The US central bank cut the federal funds rate by 25 basis points (bps) at its December policy meeting, bringing the target range to 3.50%-3.75%. The Fed delivered a cumulative 75 bps of rate cuts in 2025 amidst a cooling labor market and slightly elevated inflation. Markets are also pricing in two additional rate reductions next year, which could drag the Greenback and create a tailwind for the major pair.
The possibility that a new Fed Chair to replace Jerome Powell could look to cut rates next year might contribute to the USD’s downside.
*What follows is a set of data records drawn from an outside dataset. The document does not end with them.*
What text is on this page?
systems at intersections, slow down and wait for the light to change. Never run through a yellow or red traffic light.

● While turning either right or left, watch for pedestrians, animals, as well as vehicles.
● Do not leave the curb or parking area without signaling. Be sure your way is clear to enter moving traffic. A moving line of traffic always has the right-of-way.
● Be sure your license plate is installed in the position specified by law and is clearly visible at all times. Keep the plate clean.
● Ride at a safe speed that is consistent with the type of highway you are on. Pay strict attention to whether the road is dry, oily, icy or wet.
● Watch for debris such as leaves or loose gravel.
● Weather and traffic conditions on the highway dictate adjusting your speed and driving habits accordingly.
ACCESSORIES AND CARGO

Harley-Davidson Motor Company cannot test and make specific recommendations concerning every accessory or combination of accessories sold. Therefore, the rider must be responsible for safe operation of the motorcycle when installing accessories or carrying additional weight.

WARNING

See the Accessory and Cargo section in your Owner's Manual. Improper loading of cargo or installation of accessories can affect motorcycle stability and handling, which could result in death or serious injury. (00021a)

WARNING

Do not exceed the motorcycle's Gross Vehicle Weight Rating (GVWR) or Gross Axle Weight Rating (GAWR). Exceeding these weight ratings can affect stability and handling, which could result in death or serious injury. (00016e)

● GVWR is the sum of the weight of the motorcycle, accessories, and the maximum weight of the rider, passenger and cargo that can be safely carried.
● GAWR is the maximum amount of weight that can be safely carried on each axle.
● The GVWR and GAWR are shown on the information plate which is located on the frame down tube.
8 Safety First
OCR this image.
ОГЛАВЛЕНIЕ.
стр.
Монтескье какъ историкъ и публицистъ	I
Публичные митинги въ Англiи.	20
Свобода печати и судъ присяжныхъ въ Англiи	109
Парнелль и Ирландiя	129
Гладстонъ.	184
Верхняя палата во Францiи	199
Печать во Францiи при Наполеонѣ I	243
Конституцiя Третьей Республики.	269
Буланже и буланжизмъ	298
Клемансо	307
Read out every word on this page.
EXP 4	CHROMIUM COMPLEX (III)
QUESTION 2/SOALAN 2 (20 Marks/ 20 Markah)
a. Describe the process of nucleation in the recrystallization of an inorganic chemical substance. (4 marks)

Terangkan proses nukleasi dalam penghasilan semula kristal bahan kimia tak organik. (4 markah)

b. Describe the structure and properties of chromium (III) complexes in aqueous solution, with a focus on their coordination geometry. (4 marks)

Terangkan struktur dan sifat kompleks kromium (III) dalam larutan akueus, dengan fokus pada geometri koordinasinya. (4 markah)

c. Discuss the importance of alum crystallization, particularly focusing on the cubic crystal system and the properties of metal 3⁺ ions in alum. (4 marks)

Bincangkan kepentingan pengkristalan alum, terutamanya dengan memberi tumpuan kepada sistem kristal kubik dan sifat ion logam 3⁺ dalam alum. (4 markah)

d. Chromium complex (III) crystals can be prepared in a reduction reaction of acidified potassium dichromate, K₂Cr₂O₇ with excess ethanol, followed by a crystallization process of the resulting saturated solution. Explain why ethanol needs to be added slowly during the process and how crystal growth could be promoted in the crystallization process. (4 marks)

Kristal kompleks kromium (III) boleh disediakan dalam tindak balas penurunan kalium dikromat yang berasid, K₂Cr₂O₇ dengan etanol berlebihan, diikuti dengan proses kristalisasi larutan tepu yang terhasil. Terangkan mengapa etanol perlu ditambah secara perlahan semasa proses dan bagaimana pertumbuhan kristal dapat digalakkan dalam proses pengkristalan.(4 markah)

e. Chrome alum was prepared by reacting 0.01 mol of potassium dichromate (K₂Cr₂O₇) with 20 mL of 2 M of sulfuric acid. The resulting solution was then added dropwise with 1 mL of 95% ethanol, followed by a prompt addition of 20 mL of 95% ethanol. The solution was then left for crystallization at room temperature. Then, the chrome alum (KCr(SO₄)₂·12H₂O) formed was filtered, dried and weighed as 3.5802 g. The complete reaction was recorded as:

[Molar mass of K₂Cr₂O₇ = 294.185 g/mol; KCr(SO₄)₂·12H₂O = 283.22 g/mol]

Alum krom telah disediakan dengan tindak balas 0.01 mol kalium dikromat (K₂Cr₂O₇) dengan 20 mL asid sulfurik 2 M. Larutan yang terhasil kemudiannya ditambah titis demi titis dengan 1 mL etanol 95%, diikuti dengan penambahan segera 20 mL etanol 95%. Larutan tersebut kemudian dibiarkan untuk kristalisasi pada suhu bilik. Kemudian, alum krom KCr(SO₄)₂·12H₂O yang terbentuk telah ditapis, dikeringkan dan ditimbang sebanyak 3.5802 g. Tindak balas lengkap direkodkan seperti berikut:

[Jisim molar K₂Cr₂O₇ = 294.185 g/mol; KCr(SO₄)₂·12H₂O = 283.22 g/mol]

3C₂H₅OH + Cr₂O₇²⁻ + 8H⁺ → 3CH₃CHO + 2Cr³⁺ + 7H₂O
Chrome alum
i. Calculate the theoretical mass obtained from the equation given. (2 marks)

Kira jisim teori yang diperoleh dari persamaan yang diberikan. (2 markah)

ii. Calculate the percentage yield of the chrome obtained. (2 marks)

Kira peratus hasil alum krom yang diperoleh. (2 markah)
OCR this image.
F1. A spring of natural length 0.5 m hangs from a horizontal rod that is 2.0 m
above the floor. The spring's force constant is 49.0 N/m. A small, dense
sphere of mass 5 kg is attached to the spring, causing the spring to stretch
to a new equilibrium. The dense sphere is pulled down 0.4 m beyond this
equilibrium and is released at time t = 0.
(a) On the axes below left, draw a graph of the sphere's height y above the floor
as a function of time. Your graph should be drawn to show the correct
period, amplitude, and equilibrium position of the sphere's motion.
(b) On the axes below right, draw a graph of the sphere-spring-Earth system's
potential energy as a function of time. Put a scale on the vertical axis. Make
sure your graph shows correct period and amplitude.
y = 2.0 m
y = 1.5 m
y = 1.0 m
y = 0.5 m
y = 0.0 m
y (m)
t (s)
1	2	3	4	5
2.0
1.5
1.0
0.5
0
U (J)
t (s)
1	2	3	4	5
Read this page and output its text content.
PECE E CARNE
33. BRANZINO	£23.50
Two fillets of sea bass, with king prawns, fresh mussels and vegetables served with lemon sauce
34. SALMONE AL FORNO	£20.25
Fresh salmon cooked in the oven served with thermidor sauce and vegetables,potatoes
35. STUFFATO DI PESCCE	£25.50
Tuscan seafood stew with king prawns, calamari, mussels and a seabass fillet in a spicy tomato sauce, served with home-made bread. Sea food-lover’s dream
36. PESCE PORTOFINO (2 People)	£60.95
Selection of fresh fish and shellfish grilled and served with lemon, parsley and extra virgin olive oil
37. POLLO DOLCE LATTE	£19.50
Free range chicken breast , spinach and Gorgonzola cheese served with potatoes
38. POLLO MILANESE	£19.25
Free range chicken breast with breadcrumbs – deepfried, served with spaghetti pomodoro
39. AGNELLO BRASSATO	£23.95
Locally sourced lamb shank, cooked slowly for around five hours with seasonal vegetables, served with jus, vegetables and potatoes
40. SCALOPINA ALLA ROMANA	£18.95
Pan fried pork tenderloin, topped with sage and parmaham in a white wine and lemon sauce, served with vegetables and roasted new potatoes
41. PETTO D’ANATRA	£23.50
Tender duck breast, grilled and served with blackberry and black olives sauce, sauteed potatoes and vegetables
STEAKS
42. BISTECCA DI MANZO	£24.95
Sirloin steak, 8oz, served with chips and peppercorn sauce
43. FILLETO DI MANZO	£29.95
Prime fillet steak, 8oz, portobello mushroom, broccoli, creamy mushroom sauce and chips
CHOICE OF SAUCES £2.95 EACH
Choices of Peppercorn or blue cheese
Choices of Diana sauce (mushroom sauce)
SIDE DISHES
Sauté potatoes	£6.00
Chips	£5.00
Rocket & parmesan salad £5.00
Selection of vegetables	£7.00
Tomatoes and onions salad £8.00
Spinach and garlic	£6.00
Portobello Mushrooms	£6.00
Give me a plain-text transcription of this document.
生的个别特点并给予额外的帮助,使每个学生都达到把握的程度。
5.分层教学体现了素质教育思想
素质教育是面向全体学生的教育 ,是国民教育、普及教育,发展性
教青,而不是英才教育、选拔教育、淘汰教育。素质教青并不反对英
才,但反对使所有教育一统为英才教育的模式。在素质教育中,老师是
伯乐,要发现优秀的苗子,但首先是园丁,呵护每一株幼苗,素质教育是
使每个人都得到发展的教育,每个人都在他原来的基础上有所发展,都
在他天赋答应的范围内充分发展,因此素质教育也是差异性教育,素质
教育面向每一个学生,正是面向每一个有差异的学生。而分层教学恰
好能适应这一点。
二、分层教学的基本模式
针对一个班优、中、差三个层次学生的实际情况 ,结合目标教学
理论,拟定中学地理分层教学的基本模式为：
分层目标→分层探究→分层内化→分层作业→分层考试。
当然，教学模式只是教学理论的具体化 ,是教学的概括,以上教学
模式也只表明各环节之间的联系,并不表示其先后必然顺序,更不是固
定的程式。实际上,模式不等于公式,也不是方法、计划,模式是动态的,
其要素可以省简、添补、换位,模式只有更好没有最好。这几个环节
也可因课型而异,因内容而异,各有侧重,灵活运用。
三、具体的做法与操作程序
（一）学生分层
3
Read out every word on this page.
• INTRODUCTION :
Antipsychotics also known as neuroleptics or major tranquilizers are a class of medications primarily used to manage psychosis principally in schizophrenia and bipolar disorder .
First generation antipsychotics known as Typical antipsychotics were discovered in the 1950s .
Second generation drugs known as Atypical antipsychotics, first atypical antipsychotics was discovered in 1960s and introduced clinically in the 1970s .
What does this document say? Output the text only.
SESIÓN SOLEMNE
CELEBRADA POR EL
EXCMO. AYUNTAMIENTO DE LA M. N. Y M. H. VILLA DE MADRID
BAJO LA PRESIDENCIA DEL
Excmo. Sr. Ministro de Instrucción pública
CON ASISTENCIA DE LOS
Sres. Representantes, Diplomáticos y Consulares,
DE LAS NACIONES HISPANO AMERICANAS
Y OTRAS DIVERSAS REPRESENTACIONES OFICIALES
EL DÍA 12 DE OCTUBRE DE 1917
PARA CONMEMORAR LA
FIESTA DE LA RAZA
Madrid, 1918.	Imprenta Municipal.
Trump said that he expects the next Fed chairman to keep interest rates low and never “disagree” with him.
Across the pond, the European Central Bank (ECB) held interest rates steady earlier this month and signaled they would likely remain so for some time. ECB President Christine Lagarde noted that the central bank cannot provide forward guidance on future rate moves due to high uncertainty, emphasizing a data-dependent, meeting-by-meeting approach.
The money markets have priced in for a 25 bps interest rate cut by the ECB in February 2026, currently remaining below 10%. Signals that the ECB rate cut cycle is ending could underpin the shared currency in the near term.
Euro FAQs
The Euro is the currency for the 20 European Union countries that belong to the Eurozone. It is the second most heavily traded currency in the world behind the US Dollar. In 2022, it accounted for 31% of all foreign exchange transactions, with an average daily turnover of over $2.2 trillion a day. EUR/USD is the most heavily traded currency pair in the world, accounting for an estimated 30% off all transactions, followed by EUR/JPY (4%), EUR/GBP (3%) and EUR/AUD (2%).
The European Central Bank (ECB) in Frankfurt, Germany, is the reserve bank for the Eurozone. The ECB sets interest rates and manages monetary policy. The ECB’s primary mandate is to maintain price stability, which means either controlling inflation or stimulating growth. Its primary tool is the raising or lowering of interest rates. Relatively high interest rates – or the expectation of higher rates – will usually benefit the Euro and vice versa. The ECB Governing Council makes monetary policy decisions at meetings held eight times a year. Decisions are made by heads of the Eurozone national banks and six permanent members, including the President of the ECB, Christine Lagarde.
Eurozone inflation data, measured by the Harmonized Index of Consumer Prices (HICP), is an important econometric for the Euro. If inflation rises more than expected, especially if above the ECB’s 2% target, it obliges the ECB to raise interest rates to bring it back under control. Relatively high interest rates compared to its counterparts will usually benefit the Euro, as it makes the region more attractive as a place for global investors to park their money.
Data releases gauge the health of the economy and can impact on the Euro. Indicators such as GDP, Manufacturing and Services PMIs, employment, and consumer sentiment surveys can all influence the direction of the single currency. A strong economy is good for the Euro. Not only does it attract more foreign investment but it may encourage the ECB to put up interest rates, which will directly strengthen the Euro. Otherwise, if economic data is weak, the Euro is likely to fall. Economic data for the four largest economies in the euro area (Germany, France, Italy and Spain) are especially significant, as they account for 75% of the Eurozone’s economy.
Another significant data release for the Euro is the Trade Balance. This indicator measures the difference between what a country earns from its exports and what it spends on imports over a given period. If a country produces highly sought after exports then its currency will gain in value purely from the extra demand created from foreign buyers seeking to purchase these goods. Therefore, a positive net Trade Balance strengthens a currency and vice versa for a negative balance.